Misalnya, Kaufman mengatakan nada suara dan variabilitas nada dipengaruhi pada wanita, sedangkan kekuatan atau intensitas suara dan variasi kekuatan dipengaruhi pada pria.

 “Kami percaya perbedaan ini mungkin berasal dari fakta bahwa pria dan wanita mengalami komplikasi diabetes tipe 2 secara berbeda, yang pada akhirnya berdampak berbeda pada suara mereka,” kata Kaufman. 

“Secara khusus, pria mungkin mengalami lebih banyak kelemahan otot yang berhubungan dengan diabetes tipe 2, sedangkan wanita mungkin mengalami lebih banyak edema.”

 

 

3 dari 4 halaman

Penelitian Menggunakan Suara Telah Banyak Dilakukan

Menurut Kaufman, peneliti lain telah menggunakan suara untuk memprediksi penyakit neurodegeneratif seperti Alzheimer dan Parkinson.

“Produksi suara adalah proses rumit yang melibatkan efek gabungan dari sistem peredaran darah, sistem pernapasan, sistem otot, sistem saraf, dan sistem lain di dalam tubuh,” kata Kaufman. “Apa pun yang memengaruhi sistem ini mungkin berdampak pada suara, yang menjadi motivasi penelitian ini.”

Studi ini adalah salah satu studi pertama yang menunjukkan bagaimana AI dapat membantu mendeteksi penyakit kronis, kata Steven Malin, PhD, FACSM , seorang profesor metabolisme dan endokrinologi di Departemen Kinesiologi dan Kesehatan di Universitas Rutgers. 
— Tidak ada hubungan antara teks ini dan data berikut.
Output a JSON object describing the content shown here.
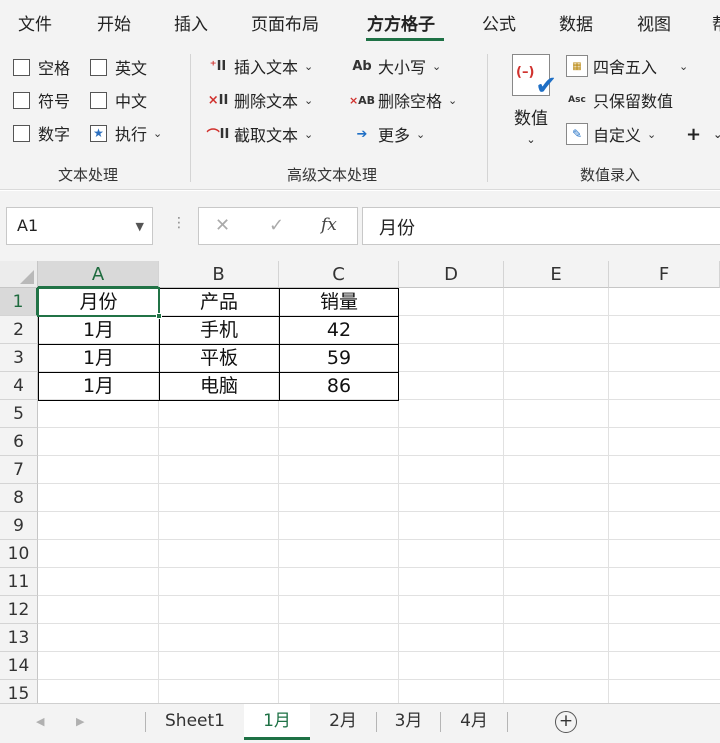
{
  "menu": {
    "items": [
      "文件",
      "开始",
      "插入",
      "页面布局",
      "方方格子",
      "公式",
      "数据",
      "视图",
      "帮"
    ],
    "active_index": 4
  },
  "ribbon": {
    "text_group": {
      "label": "文本处理",
      "checkboxes": [
        "空格",
        "英文",
        "符号",
        "中文",
        "数字"
      ],
      "run_label": "执行"
    },
    "advanced_group": {
      "label": "高级文本处理",
      "buttons": [
        "插入文本",
        "删除文本",
        "截取文本",
        "大小写",
        "删除空格",
        "更多"
      ]
    },
    "numeric_group": {
      "label": "数值录入",
      "big_button": "数值",
      "buttons": [
        "四舍五入",
        "只保留数值",
        "自定义"
      ],
      "plus": "+"
    }
  },
  "formula_bar": {
    "name_box": "A1",
    "content": "月份",
    "fx": "fx"
  },
  "grid": {
    "columns": [
      "A",
      "B",
      "C",
      "D",
      "E",
      "F"
    ],
    "rows": [
      "1",
      "2",
      "3",
      "4",
      "5",
      "6",
      "7",
      "8",
      "9",
      "10",
      "11",
      "12",
      "13",
      "14",
      "15"
    ],
    "selected_cell": "A1",
    "cells": [
      [
        "月份",
        "产品",
        "销量"
      ],
      [
        "1月",
        "手机",
        "42"
      ],
      [
        "1月",
        "平板",
        "59"
      ],
      [
        "1月",
        "电脑",
        "86"
      ]
    ]
  },
  "sheet_tabs": {
    "tabs": [
      "Sheet1",
      "1月",
      "2月",
      "3月",
      "4月"
    ],
    "active_index": 1
  },
  "colors": {
    "accent_green": "#217346",
    "ribbon_bg": "#f3f3f3"
  }
}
Namun, Malin mengatakan tanpa penelitian lebih lanjut, masih terlalu dini untuk mengatakan apakah teknologi ini akan membuat diagnosis lebih cepat, lebih murah, atau lebih mudah diakses oleh pasien. 

 

 

4 dari 4 halaman

Dibutuhkan Penelitian Lebih Lanjut

Meskipun mendiagnosis diabetes dari klip suara merupakan hal yang menarik, penelitian lebih lanjut perlu dilakukan untuk melihat apakah teknologi ini dapat bekerja pada orang-orang dari berbagai ras dan usia .

Meskipun demikian, ada peluang untuk memiliki alat skrining lain, "Bahkan jika penilaiannya 'positif palsu', identifikasi orang-orang yang berisiko dapat memberikan kesempatan kepada orang-orang untuk melakukan perubahan perilaku yang memitigasi risiko,” kata Malin.

Para ahli sepakat bahwa penelitian lebih lanjut dengan ukuran sampel yang lebih besar dan lebih dapat digeneralisasikan ke populasi yang berbeda perlu dilakukan sebelum tes suara AI untuk diabetes siap untuk pasien.